É preciso, pois, "reinventar" o Brasil. Porém, tal processo terá que ocorrer de baixo para cima, com a conscientização e mobilização de parcelas crescentes da sociedade. Não dá para esperar que o processo político-eleitoral produza um novo candidato a "salvador da pátria", para reiniciar o ciclo vicioso de esperanças desfeitas.
Ao contrário, será preciso que a conscientização/mobilização se dê em torno de uma pauta de diretrizes que possibilite a recolocação do País no caminho do sensolvimento e de um progresso realmente benéfico para todos os segmentos da sociedade, daí poderão surgir as novas lideranças, inclusive políticas, de que necessitamos.
Por isso, cada um de nós terá que assumir responsabilidades coletivas, além dos seus interesses pessoais e familiares. Felizmente, esse processo parece já estar em marcha, em uma multiplicidade de organizações das mais diversas: associações comunitárias, organizações não-governamentais, entidades sindicais e empresariais e outras, onde, pelas motivações mais diversas, pessoas têm-se reunido para repensar e rediscutir o País e, com freqüência, passar à ação.

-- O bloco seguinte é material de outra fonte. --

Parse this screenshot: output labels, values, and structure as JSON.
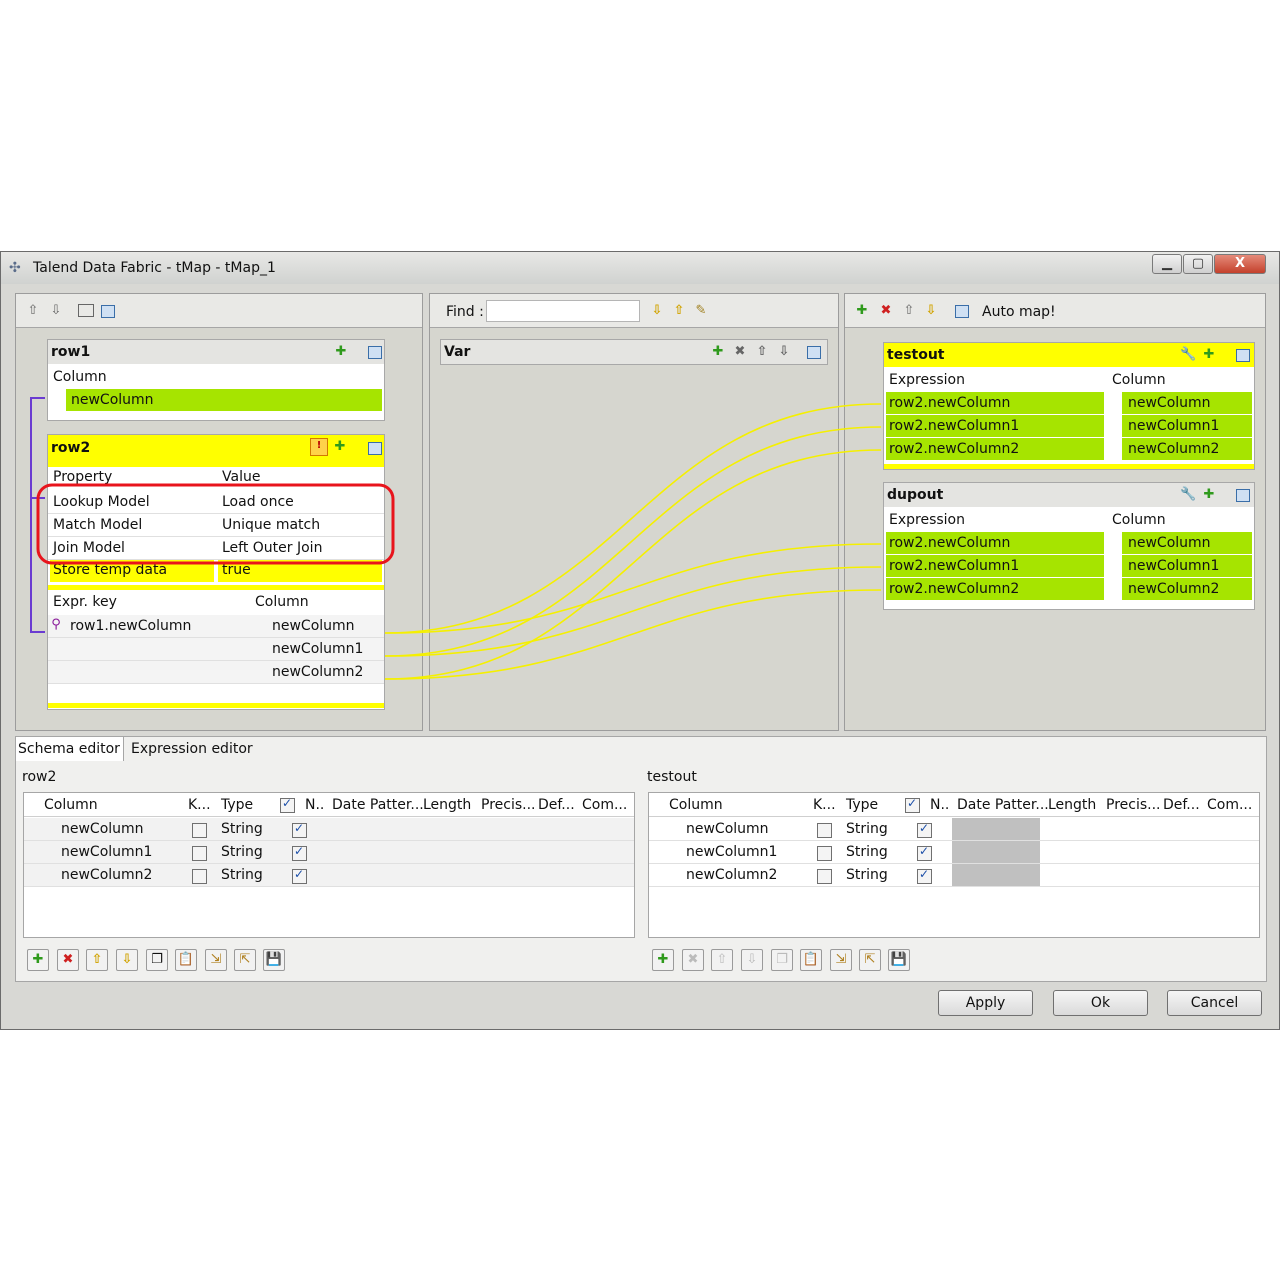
{
  "window": {
    "title": "Talend Data Fabric - tMap - tMap_1",
    "controls": {
      "minimize": "▁",
      "maximize": "▢",
      "close": "X"
    }
  },
  "middle": {
    "find_label": "Find :",
    "find_value": "",
    "var_title": "Var"
  },
  "right_toolbar": {
    "auto_map": "Auto map!"
  },
  "row1": {
    "title": "row1",
    "column_header": "Column",
    "rows": [
      "newColumn"
    ]
  },
  "row2": {
    "title": "row2",
    "prop_header": "Property",
    "value_header": "Value",
    "properties": [
      {
        "property": "Lookup Model",
        "value": "Load once"
      },
      {
        "property": "Match Model",
        "value": "Unique match"
      },
      {
        "property": "Join Model",
        "value": "Left Outer Join"
      },
      {
        "property": "Store temp data",
        "value": "true"
      }
    ],
    "expr_header": "Expr. key",
    "column_header": "Column",
    "rows": [
      {
        "expr": "row1.newColumn",
        "column": "newColumn"
      },
      {
        "expr": "",
        "column": "newColumn1"
      },
      {
        "expr": "",
        "column": "newColumn2"
      }
    ]
  },
  "testout": {
    "title": "testout",
    "expr_header": "Expression",
    "column_header": "Column",
    "rows": [
      {
        "expr": "row2.newColumn",
        "column": "newColumn"
      },
      {
        "expr": "row2.newColumn1",
        "column": "newColumn1"
      },
      {
        "expr": "row2.newColumn2",
        "column": "newColumn2"
      }
    ]
  },
  "dupout": {
    "title": "dupout",
    "expr_header": "Expression",
    "column_header": "Column",
    "rows": [
      {
        "expr": "row2.newColumn",
        "column": "newColumn"
      },
      {
        "expr": "row2.newColumn1",
        "column": "newColumn1"
      },
      {
        "expr": "row2.newColumn2",
        "column": "newColumn2"
      }
    ]
  },
  "tabs": [
    "Schema editor",
    "Expression editor"
  ],
  "schema_left": {
    "title": "row2",
    "headers": [
      "Column",
      "K...",
      "Type",
      "N..",
      "Date Patter...",
      "Length",
      "Precis...",
      "Def...",
      "Com..."
    ],
    "rows": [
      {
        "column": "newColumn",
        "key": false,
        "type": "String",
        "nullable": true
      },
      {
        "column": "newColumn1",
        "key": false,
        "type": "String",
        "nullable": true
      },
      {
        "column": "newColumn2",
        "key": false,
        "type": "String",
        "nullable": true
      }
    ]
  },
  "schema_right": {
    "title": "testout",
    "headers": [
      "Column",
      "K...",
      "Type",
      "N..",
      "Date Patter...",
      "Length",
      "Precis...",
      "Def...",
      "Com..."
    ],
    "rows": [
      {
        "column": "newColumn",
        "key": false,
        "type": "String",
        "nullable": true
      },
      {
        "column": "newColumn1",
        "key": false,
        "type": "String",
        "nullable": true
      },
      {
        "column": "newColumn2",
        "key": false,
        "type": "String",
        "nullable": true
      }
    ]
  },
  "buttons": {
    "apply": "Apply",
    "ok": "Ok",
    "cancel": "Cancel"
  },
  "colors": {
    "yellow": "#ffff00",
    "green": "#a6e400",
    "highlight": "#e8141c",
    "link": "#ffff00"
  }
}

Assim, em algum momento, que não é possível prognosticar, haverá condições de formar-se uma "massa crítica" de cidadania capaz de influenciar a condução da política racional no esperado rumo do Bem Comum. Embora seja um processo lento, é o único que pode proporcionar resultados concretos para uma "reinvenção" positiva desse sofrido Brasil.
Para tanto, nenhum esforço é insignificante e ninguém deve se isentar dele. Em tais momentos, sempre vale recordar a máxima de Edmundo Burke: o maior erro foi cometido por aquele que nada fez, por achar que apenas poderia fazer muito pouco.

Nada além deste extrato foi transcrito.